By Paul Nicholson
July 18 – Trinidad and Tobago FA president David John-Williams who two weeks caught the ire of his members at the federation’s extra ordinary general meeting, this week could be facing a $600,000 plus lawsuit for failing to pay the Italian coaches of its women’s team.
John-Williams hired Italian Carolina Morace as women’s national senior team coach in what was regarded as a coup for the island. The TTFA is hosting the CONCACAF U-20 women’s championships in January 2018.
However, with wages unpaid for three months, Morace told Wired868, “the contract [is] terminated for just cause.”
Morace and her assistants Nicola Williams, Elisabetta Bavagnoli and Manuela Tesse, were rumoured to cost the TTFA $24,000 per month. According to Wired868.
In March John-Williams said that cost would be funded by CONCACAF. “Don’t get the misconception that we’re contracting coaches and we can’t pay them – we have specific allocations. So therefore the $125,000 US that we get a year from CONCACAF is going to go into the women’s programme,” Wired868 reported.

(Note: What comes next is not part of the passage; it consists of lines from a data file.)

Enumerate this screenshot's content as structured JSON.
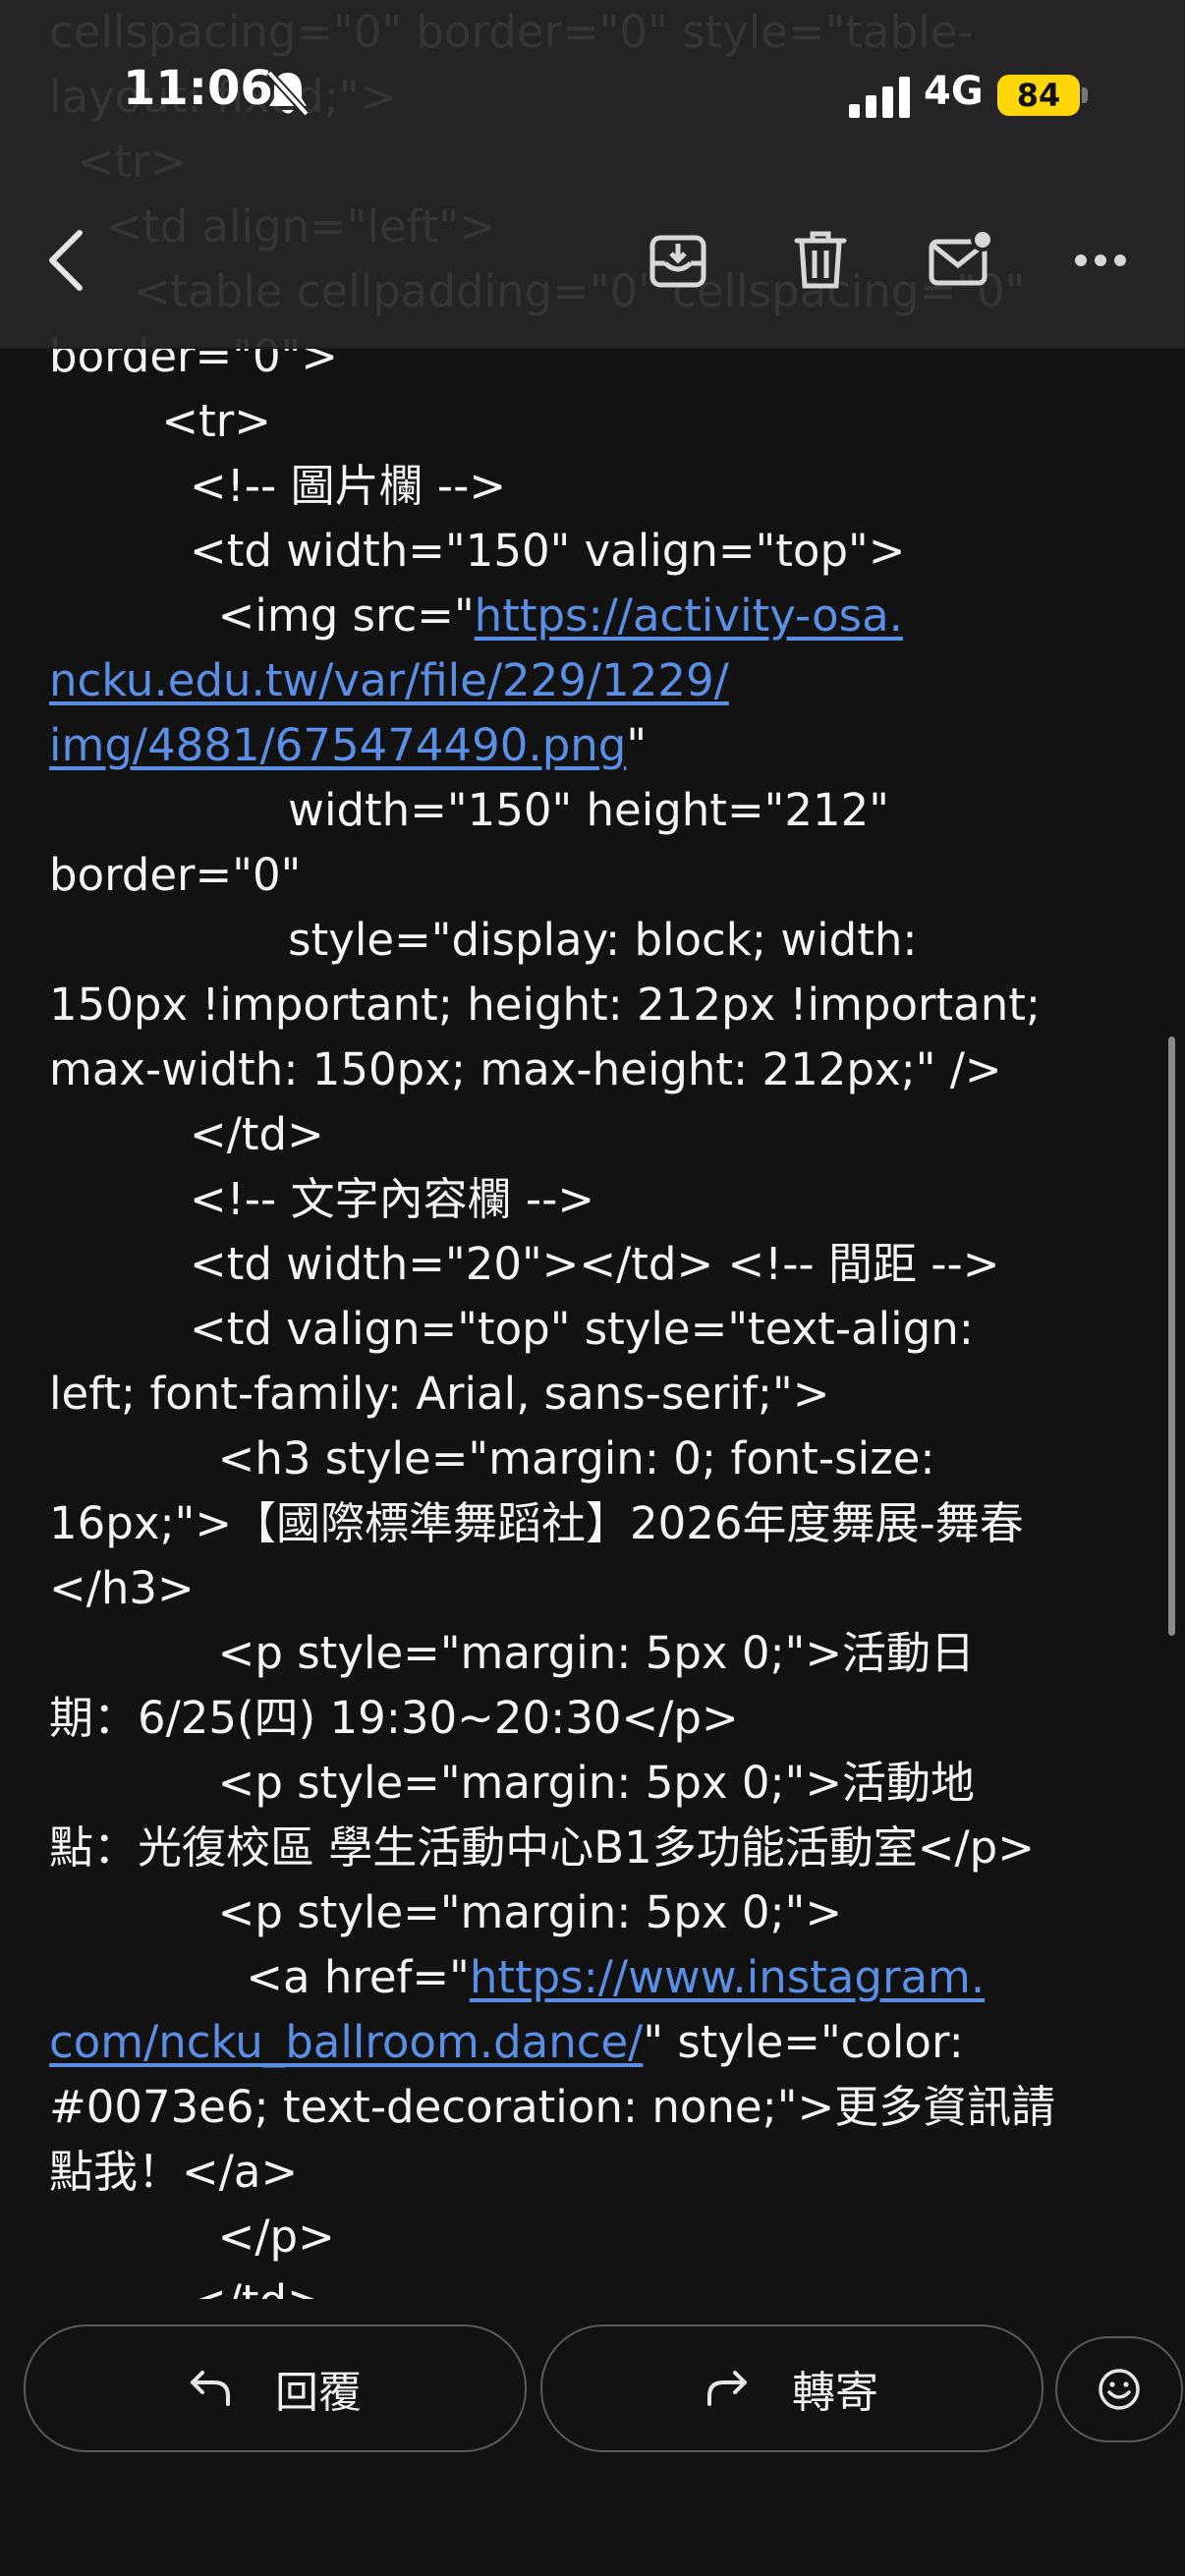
{
  "status_bar": {
    "time": "11:06",
    "network": "4G",
    "battery": "84"
  },
  "toolbar": {
    "icons": [
      "chevron-left-icon",
      "archive-icon",
      "trash-icon",
      "mark-unread-icon",
      "more-icon"
    ]
  },
  "source_lines": [
    {
      "text": "cellspacing=\"0\" border=\"0\" style=\"table-"
    },
    {
      "text": "layout: fixed;\">"
    },
    {
      "text": "  <tr>"
    },
    {
      "text": "    <td align=\"left\">"
    },
    {
      "text": "      <table cellpadding=\"0\" cellspacing=\"0\""
    },
    {
      "text": "border=\"0\">"
    },
    {
      "text": "        <tr>"
    },
    {
      "text": "          <!-- 圖片欄 -->"
    },
    {
      "text": "          <td width=\"150\" valign=\"top\">"
    },
    {
      "text": "            <img src=\"",
      "link": "https://activity-osa."
    },
    {
      "link": "ncku.edu.tw/var/file/229/1229/"
    },
    {
      "link": "img/4881/675474490.png",
      "text_after": "\""
    },
    {
      "text": "                 width=\"150\" height=\"212\""
    },
    {
      "text": "border=\"0\""
    },
    {
      "text": "                 style=\"display: block; width:"
    },
    {
      "text": "150px !important; height: 212px !important;"
    },
    {
      "text": "max-width: 150px; max-height: 212px;\" />"
    },
    {
      "text": "          </td>"
    },
    {
      "text": "          <!-- 文字內容欄 -->"
    },
    {
      "text": "          <td width=\"20\"></td> <!-- 間距 -->"
    },
    {
      "text": "          <td valign=\"top\" style=\"text-align:"
    },
    {
      "text": "left; font-family: Arial, sans-serif;\">"
    },
    {
      "text": "            <h3 style=\"margin: 0; font-size:"
    },
    {
      "text": "16px;\">【國際標準舞蹈社】2026年度舞展-舞春"
    },
    {
      "text": "</h3>"
    },
    {
      "text": "            <p style=\"margin: 5px 0;\">活動日"
    },
    {
      "text": "期：6/25(四) 19:30~20:30</p>"
    },
    {
      "text": "            <p style=\"margin: 5px 0;\">活動地"
    },
    {
      "text": "點：光復校區 學生活動中心B1多功能活動室</p>"
    },
    {
      "text": "            <p style=\"margin: 5px 0;\">"
    },
    {
      "text": "              <a href=\"",
      "link": "https://www.instagram."
    },
    {
      "link": "com/ncku_ballroom.dance/",
      "text_after": "\" style=\"color:"
    },
    {
      "text": "#0073e6; text-decoration: none;\">更多資訊請"
    },
    {
      "text": "點我！</a>"
    },
    {
      "text": "            </p>"
    },
    {
      "text": "          </td>"
    }
  ],
  "bottom_bar": {
    "reply_label": "回覆",
    "forward_label": "轉寄"
  }
}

Unfortunately for John-Williams that money did not arrive in the TTFA accounts, apparently due to a preference for CONCACAF to pay the coaches direct, apparently due to fear that the money might not make it to the coaching team. The situation is particularly embarrassing for John-Williams who was supported actively by CONCACAF Victor Montagliani in his failed bid for the Caribbean Football Union presidency.
Financial integrity issues
The situation with the Italian women’s coaches followed what was a difficult EGM for the TTFA executive that saw it fail to have its accounts approved with a number of other financial questions arising.
The accounts were read out by an auditor to the meeting with no hard copies circulated prompting the membership to reject their authorisation. There was also a failure to elect Judicial and Audit and Compliance bodies as members argued they had not had a chance to review the candidates – John-Williams just read out a list of names to the meeting.
The questions over financial integrity have become increasing uncomfortable for John-Williams’ regime with the Veteran Footballers Foundation of Trinidad and Tobago (VFFTT) led by their president Selby Browne in the vanguard of financial information requests for information on financial management, finance received from FIFA and CONCACAF and the programmes this money has been spent on.
Browne has a right to be suspicious. He suffered losses calculated at millions of dollars from the dubious removal of broadcast rights to the Caribbean Sports Television Network (CSTN) for the 2002 World Cup and other FIFA Events from 1999 to 2002 by FIFA’s then marketing agency Kirch Group. CSTN had already been broadcasting throughout the Caribbean through its national associates, some of which were state broadcasters.
The World Cup rights were then effectively given to then CONCACAF and TTFA president Jack Warner although CSTN had already begun a payment programme.
Attempts to recover losses from FIFA have proved futile, though Browne has given up. It is unlikely he will be duped again when it comes to the financial finagling on his Caribbean island.